Bell, Book and Candle ★★★½

En tout cas, c'était vraiment l'fun de voir un vrai bon film de sorcières (*cough, looking at you Suspiria, cough*).

Mais plus sérieusement, j'avais oublié que c'était un film de Noël! Quelle belle surprise en faisant mes boîtes, alors que j'avais choisi le film juste pour voir Kim Novak en awesome sorcière qui ensorcelle James Stewart avec son chat siamois (avouez que vous êtes hooked, là!). 'Stie que c'est sympathique! C'est un film que j'aime vraiment beaucoup, pour plusieurs raisons: j'ai un amour féroce pour le sitcom Bewitched, dont j'ai regardé toutes les saisons lorsque j'étais enceinte et qu'Agathe était bébé, et Bell, Book and Candle est un peu une espèce de prédécesseur spirituel à Bewitched (comme I Married a Witch de René Clair avec Veronica Lake, par ailleurs).

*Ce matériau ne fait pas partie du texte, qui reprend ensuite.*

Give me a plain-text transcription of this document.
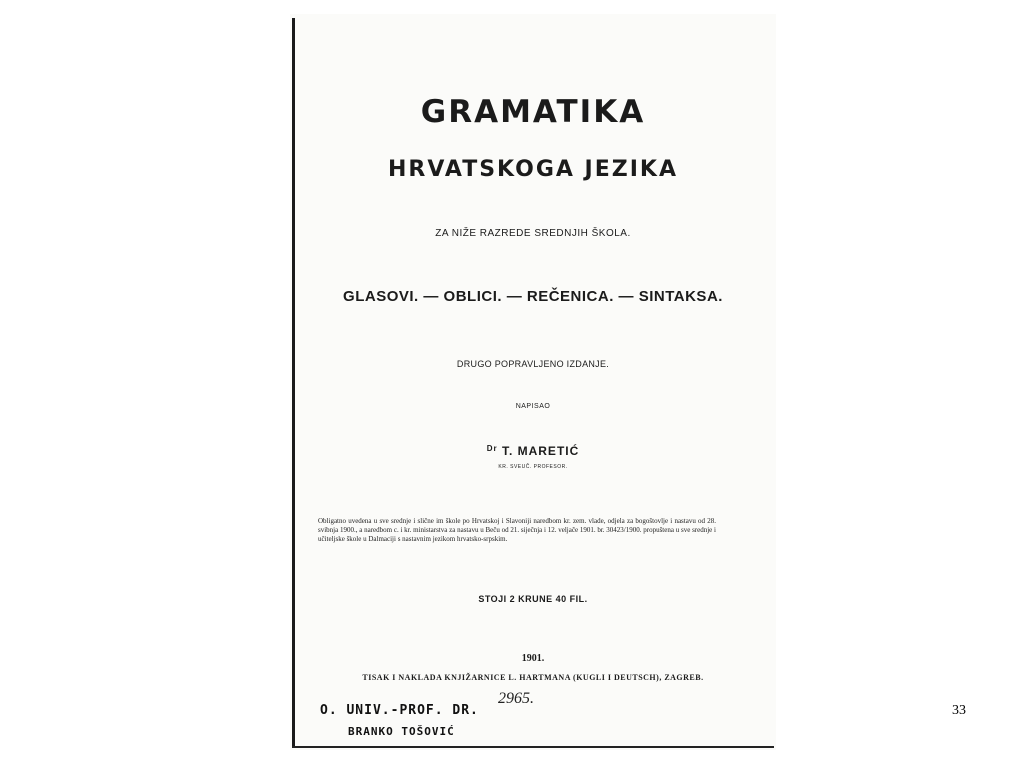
GRAMATIKA
HRVATSKOGA JEZIKA
ZA NIŽE RAZREDE SREDNJIH ŠKOLA.
GLASOVI. — OBLICI. — REČENICA. — SINTAKSA.
DRUGO POPRAVLJENO IZDANJE.
NAPISAO
$^{Dr}$ T. MARETIĆ
KR. SVEUČ. PROFESOR.
Obligatno uvedena u sve srednje i slične im škole po Hrvatskoj i Slavoniji naredbom kr. zem. vlade, odjela za bogoštovlje i nastavu od 28. svibnja 1900., a naredbom c. i kr. ministarstva za nastavu u Beču od 21. siječnja i 12. veljače 1901. br. 30423/1900. propuštena u sve srednje i učiteljske škole u Dalmaciji s nastavnim jezikom hrvatsko-srpskim.
STOJI 2 KRUNE 40 FIL.
1901.
TISAK I NAKLADA KNJIŽARNICE L. HARTMANA (KUGLI I DEUTSCH), ZAGREB.
O. UNIV.-PROF. DR.
BRANKO TOŠOVIĆ
2965.
33
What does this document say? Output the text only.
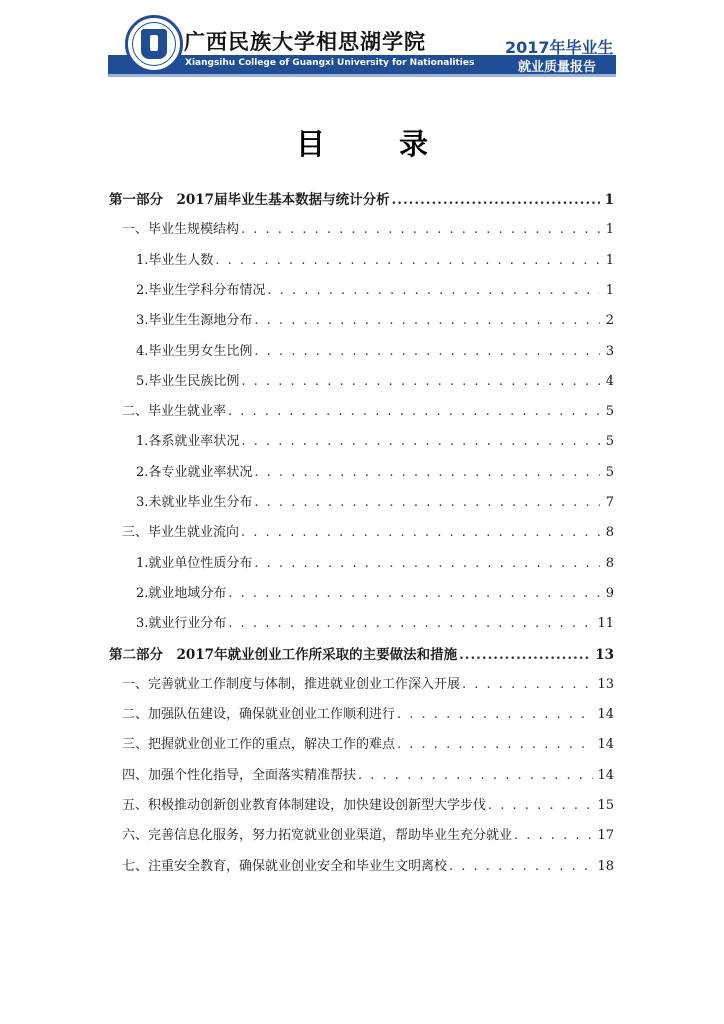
广西民族大学相思湖学院
Xiangsihu College of Guangxi University for Nationalities
2017年毕业生
就业质量报告
目 录
第一部分　2017届毕业生基本数据与统计分析 .....	1
一、毕业生规模结构 . . .	1
1.毕业生人数 . . .	1
2.毕业生学科分布情况 . . .	1
3.毕业生生源地分布 . . .	2
4.毕业生男女生比例 . . .	3
5.毕业生民族比例 . . .	4
二、毕业生就业率 . . .	5
1.各系就业率状况 . . .	5
2.各专业就业率状况 . . .	5
3.未就业毕业生分布 . . .	7
三、毕业生就业流向 . . .	8
1.就业单位性质分布 . . .	8
2.就业地域分布 . . .	9
3.就业行业分布 . . .	11
第二部分　2017年就业创业工作所采取的主要做法和措施 .....	13
一、完善就业工作制度与体制，推进就业创业工作深入开展 . . .	13
二、加强队伍建设，确保就业创业工作顺利进行 . . .	14
三、把握就业创业工作的重点，解决工作的难点 . . .	14
四、加强个性化指导，全面落实精准帮扶 . . .	14
五、积极推动创新创业教育体制建设，加快建设创新型大学步伐 . . .	15
六、完善信息化服务，努力拓宽就业创业渠道，帮助毕业生充分就业 . . .	17
七、注重安全教育，确保就业创业安全和毕业生文明离校 . . .	18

Et puis, c'est aussi le film qui m'a réconciliée avec Kim Novak, que je trouve aussi belle et fascinante dans Bell, Book and Candle qu'épouvantablement laide dans Vertigo (scusez, c'est pas ben gentil).

Mais, mais, autant je trouve que c'est vraiment super bien comme film de sorcières, autant la fin me déçoit à chaque fois. Et je finis toujours par l'oublier un peu, c'est-à-dire par oublier ce sentiment aigu de déception que je ressens lorsque le film gâche avec cette fin plein de choses intéressantes qu'il a installé pendant 80 minutes, à cause de ce qu'elle signifie et implique, cette maudite fin. Faque, pour vous mettre en contexte, c'est [SPOILERS] l'histoire de Gillian, une sorcière qui vit dans le même immeuble que sa tante (elle aussi sorcière) et que James Stewart, à qui elle décide de jeter un sort pour le faire tomber amoureux d'elle. Ça fonctionne, mais là houpelaye, Gillian aussi tombe amoureuse de Jimmy, faque (retournement de situation), elle perd ses pouvoirs de sorcière. Son chat s'enfuit, elle peut pleurer et rougir, et elle n'est plus une sorcière, elle est une humaine.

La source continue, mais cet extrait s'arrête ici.